知能が低いのは劣悪だ。知能が高いのは邪悪なので劣悪だ
人種差別や民族差別といった出自を理由にした差別では、差別を正当化するための理由の一つとして出自の能力的な優劣が用いられます。対象の出自自体を劣悪と見做し、その出自に属することをもって対象を劣悪と見做し、同じ人間と看做さないことで差別を正当化するわけです。
こういう能力比較は、相手を差別し見下すための理由探しが目的であり、対象を劣悪な存在と見做すという結論が先にあるわけで、対象の出自の能力評価が優れていようと劣っていようと差別の理由となります。
よって、知能が低いことが差別の理由とされるのは勿論、知能が高いことも差別の理由とされます。知能が高いことを「狡賢い」と表現することで。
「ユダヤ人は狡賢い」、「中国人はバカだ(社会問題などの場合)」、「中国人は狡賢い(「国際謀略」とか「情報戦」とやらについての場合)」*1
差別主義者の口からつむがれる醜悪な言葉たち。
差別の根拠として自らの相対的優秀性を示すためには能力的に相手が優れていることも差別の根拠としなければならないということです。

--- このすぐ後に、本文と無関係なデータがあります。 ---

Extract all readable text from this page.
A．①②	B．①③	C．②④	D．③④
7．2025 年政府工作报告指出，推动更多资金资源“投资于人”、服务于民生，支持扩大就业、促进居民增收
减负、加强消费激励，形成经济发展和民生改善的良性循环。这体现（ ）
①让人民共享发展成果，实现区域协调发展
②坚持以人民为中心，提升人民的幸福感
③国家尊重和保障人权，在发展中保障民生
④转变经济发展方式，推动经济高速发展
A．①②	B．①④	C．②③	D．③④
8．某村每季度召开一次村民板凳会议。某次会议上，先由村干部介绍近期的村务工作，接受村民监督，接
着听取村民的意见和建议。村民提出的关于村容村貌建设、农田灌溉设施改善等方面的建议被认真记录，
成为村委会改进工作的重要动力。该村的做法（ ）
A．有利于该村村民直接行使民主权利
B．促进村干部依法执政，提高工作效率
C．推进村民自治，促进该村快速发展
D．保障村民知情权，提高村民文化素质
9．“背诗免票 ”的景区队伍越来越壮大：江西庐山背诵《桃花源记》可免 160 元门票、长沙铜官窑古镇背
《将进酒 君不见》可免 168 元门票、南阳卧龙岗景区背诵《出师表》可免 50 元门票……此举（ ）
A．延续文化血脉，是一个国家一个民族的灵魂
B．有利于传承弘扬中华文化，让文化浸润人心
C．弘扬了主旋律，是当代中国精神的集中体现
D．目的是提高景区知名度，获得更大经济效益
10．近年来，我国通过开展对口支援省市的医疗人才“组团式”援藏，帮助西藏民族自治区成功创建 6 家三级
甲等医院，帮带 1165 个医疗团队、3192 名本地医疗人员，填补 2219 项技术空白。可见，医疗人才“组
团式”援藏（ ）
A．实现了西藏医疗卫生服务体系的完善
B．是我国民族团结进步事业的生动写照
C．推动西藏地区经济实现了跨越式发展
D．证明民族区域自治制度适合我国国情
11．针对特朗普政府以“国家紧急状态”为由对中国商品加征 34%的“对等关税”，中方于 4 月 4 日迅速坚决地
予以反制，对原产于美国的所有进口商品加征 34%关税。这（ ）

「知能が低いのは劣悪だ。知能が高いのは邪悪なので劣悪だ」というわけですね。別パターンとして「体力が低いのは劣悪だ。体力が高いのは野蛮なので劣悪だ」とか。食文化などの文化面のものは省略。
この種の差別主義者の論理では、自らを優秀と見做し相手を劣悪と見做すという結論が先に決まっているわけで、同じ事象でも行為者の出自により評価が正反対になったりします。
他国の謀略は狡賢さの証拠、その一方で自国の成功した謀略は素晴らしいインテリジェンスの成果というように。
本当に狡賢いのは誰だ?
不満を抱えていてその捌け口を求めている人や優越感を満たす機会が少ない人が、こういう差別を煽る言葉に惹かれやすい傾向があるわけですが、こういう差別を煽る言葉に染まるのはそういう人々だけではありません。
不安や恐怖や怒りや集団心理などの感情を操作する情報との計算された組み合わせは、より広範囲な人々を差別感情に染め上げることができます。
そして、そういう風にして不満の捌け口を自らが望む方向に操作することで利益を得るものも世の中にはいるのです。国民の目を「外敵」に目を向けさせることで内政問題から目を逸らさせたい政治家とか、差別感情を利用して相互対立を煽ることが商売繁盛につながる商人とか。
本当に狡賢いのは、そのようにして同じ人間の間に境界を作り差別を煽る連中というものです。
*1:支離滅裂なようでいて、いずれにしても相手を見下す根拠にしているという点において一貫しているわけです。